Dördüncü haber; İspanya'nın Girona kentinde yerel polis, bu bölgede iki yangına neden oldukları suçlamasıyla iki genci gözaltına aldı. Motosikletle olay yerinden kaçmaya çalışan şahıslar, yapılan aramada ellerinde ateş yakmayı sağlayan aletler ile bulundu.
Yangınlarda doğrudan insan etkisinin olduğu benzer olaylar Fransız makamları tarafından da açıklandı.
Avrupa Birliği (AB) verilerine göre, Avrupa'da 10 yangından 9'undan fazlası kundaklama, mangal partileri, elektrik hatları veya kırık camlar gibi insani faaliyetlerden çıkıyor!

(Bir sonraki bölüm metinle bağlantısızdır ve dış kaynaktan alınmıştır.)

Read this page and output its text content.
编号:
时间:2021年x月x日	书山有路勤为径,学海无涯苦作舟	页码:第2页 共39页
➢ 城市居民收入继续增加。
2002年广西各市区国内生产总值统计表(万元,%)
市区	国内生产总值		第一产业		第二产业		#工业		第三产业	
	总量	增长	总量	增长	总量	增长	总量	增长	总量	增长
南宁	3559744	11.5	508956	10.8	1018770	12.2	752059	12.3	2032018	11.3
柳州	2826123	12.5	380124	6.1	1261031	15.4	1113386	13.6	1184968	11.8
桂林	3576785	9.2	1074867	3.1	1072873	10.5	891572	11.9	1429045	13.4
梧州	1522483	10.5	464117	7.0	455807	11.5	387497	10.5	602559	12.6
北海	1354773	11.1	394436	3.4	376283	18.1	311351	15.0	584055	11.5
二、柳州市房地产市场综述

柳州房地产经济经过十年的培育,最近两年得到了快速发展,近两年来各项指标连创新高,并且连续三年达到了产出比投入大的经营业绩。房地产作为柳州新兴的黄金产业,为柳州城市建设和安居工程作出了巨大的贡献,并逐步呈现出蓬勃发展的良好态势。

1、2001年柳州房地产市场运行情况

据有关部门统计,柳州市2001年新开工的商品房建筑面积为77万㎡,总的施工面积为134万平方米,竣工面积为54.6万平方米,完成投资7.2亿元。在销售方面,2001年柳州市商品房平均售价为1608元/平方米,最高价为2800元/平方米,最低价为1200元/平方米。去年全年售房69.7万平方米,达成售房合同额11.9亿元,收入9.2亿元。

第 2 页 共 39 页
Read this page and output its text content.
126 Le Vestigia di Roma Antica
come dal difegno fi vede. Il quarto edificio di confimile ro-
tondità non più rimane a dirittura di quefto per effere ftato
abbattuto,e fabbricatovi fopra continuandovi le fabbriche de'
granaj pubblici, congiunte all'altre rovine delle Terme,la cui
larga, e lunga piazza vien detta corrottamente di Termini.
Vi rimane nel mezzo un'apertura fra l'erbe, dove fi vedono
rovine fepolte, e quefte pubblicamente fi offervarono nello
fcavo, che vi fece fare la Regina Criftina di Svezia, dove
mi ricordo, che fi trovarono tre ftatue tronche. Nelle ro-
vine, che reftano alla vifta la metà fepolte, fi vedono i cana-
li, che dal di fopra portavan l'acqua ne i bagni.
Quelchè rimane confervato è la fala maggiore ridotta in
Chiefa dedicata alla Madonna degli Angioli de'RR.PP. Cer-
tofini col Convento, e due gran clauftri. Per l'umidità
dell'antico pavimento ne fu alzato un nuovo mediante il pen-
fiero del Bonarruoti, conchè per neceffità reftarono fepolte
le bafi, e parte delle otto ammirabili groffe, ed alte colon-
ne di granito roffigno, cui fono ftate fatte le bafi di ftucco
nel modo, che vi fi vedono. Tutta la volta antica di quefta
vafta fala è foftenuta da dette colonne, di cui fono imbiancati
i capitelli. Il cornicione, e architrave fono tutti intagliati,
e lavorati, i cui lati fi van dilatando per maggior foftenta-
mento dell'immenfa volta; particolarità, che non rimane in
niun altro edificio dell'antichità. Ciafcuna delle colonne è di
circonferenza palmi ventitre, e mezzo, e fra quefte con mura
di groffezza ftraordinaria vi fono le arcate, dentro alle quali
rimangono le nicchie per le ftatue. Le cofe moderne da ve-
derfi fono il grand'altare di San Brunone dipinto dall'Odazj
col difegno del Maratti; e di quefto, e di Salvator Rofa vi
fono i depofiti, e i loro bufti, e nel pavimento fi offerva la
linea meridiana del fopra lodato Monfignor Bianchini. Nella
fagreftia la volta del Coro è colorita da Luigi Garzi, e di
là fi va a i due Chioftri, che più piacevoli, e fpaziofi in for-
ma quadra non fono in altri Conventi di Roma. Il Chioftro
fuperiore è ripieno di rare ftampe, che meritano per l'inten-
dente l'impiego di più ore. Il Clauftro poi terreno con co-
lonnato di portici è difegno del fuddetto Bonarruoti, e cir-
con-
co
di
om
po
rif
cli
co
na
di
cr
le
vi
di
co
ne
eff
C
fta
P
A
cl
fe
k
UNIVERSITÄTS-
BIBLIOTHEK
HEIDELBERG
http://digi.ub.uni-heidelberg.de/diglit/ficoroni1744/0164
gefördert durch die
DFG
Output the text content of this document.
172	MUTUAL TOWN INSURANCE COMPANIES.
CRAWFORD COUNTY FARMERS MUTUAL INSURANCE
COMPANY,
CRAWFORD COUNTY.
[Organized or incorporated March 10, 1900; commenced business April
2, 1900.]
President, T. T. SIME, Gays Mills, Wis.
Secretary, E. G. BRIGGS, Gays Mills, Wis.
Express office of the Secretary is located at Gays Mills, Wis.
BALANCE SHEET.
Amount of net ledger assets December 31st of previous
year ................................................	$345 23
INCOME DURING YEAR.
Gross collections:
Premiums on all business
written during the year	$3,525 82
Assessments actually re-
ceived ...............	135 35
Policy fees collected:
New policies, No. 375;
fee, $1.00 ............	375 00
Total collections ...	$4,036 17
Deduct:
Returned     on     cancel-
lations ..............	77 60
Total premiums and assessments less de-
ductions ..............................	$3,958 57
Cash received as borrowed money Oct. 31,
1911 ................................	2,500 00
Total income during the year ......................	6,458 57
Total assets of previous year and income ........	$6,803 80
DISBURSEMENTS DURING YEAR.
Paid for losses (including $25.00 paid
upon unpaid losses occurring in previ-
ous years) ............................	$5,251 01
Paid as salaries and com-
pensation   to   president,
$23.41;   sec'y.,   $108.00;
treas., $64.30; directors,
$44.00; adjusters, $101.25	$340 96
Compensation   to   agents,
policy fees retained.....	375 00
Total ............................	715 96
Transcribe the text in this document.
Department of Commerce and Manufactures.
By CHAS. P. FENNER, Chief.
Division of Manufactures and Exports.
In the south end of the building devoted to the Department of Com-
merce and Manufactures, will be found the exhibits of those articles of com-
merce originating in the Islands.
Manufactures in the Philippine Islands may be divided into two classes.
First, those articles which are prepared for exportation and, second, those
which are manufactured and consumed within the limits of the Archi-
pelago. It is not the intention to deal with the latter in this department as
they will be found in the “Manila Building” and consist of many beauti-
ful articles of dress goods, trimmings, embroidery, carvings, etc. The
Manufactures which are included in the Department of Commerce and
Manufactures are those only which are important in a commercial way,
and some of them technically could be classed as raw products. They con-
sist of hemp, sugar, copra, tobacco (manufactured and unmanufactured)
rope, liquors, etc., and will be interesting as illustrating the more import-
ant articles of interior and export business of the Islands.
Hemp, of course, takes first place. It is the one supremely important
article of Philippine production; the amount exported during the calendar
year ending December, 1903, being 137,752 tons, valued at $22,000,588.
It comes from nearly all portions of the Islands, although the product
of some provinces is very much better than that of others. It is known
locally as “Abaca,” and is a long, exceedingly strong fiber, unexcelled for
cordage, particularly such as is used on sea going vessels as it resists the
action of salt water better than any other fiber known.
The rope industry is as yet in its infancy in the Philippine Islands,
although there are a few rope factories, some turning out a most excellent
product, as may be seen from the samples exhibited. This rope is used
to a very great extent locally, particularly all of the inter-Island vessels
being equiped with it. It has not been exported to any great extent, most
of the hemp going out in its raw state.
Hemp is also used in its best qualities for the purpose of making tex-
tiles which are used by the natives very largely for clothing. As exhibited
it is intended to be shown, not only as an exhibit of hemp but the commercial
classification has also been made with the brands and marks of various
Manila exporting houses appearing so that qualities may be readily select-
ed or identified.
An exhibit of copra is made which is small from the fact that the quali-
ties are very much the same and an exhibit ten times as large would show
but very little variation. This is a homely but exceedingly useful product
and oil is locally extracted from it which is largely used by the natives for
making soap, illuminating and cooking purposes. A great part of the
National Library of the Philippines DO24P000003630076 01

Mangal ateşini söndürmeyi ihmal etmek ve kuru bitkilere izmarit atmak gibi ‘ihmal’ kaynaklı insani sebeplerden değil, kasıtlı ‘kötülük’ sebebinden bahsedeceğiz.
İspanyol kaynaklarına göre, İspanya'nın tanık olduğu çevre felaketleri ve orman yangınlarının arkasında duygusal çöküntüler, düşük akademik performans ve yetersiz mesleki becerilerden ötürü sıkıntı içindeki 36-46 yaş arası gençlerin olabileceği söyleniyor.
Peki, yukarıda anlatılanlar -ki bunlar buzdağının sadece görünen kısmı- bu yangınlarda beşeri endüstrilerden ve enerji tüketiminden kaynaklanan iklim değişikliğinin hiçbir etkisinin olmadığı anlamına mı geliyor?
Evet bir etkisi yok cevabını vermek düşüncesizlik olur. Bilakis etkisi var ancak asıl soru şu: Ekonomik ve endüstriyel faktör, özellikle de petrol ve gaz endüstrisi bunu ne ölçüde etkiledi? Bu mesele, bilimsel veya objektif değil de tamamen siyasi ve ideolojik nedenlerle abartıldı mı?
Diğer bir soru: İnsanlık, petrol ve gaz endüstrisi ile bunun yan kollarından önce, tarih boyunca hiç şiddetli kuraklık, sel ve orman yangınları yaşamıyor muydu?
Bir kez daha söylüyoruz, endüstriyel, insani ve ekonomik boyutun rolünü inkar etmek doğru değil. Ancak aynı zamanda küresel iklim değişikliği olduğunu iddia eden çevreci/ekolojist ideolojinin haplarını yutmaya da zorlanmamalıyız.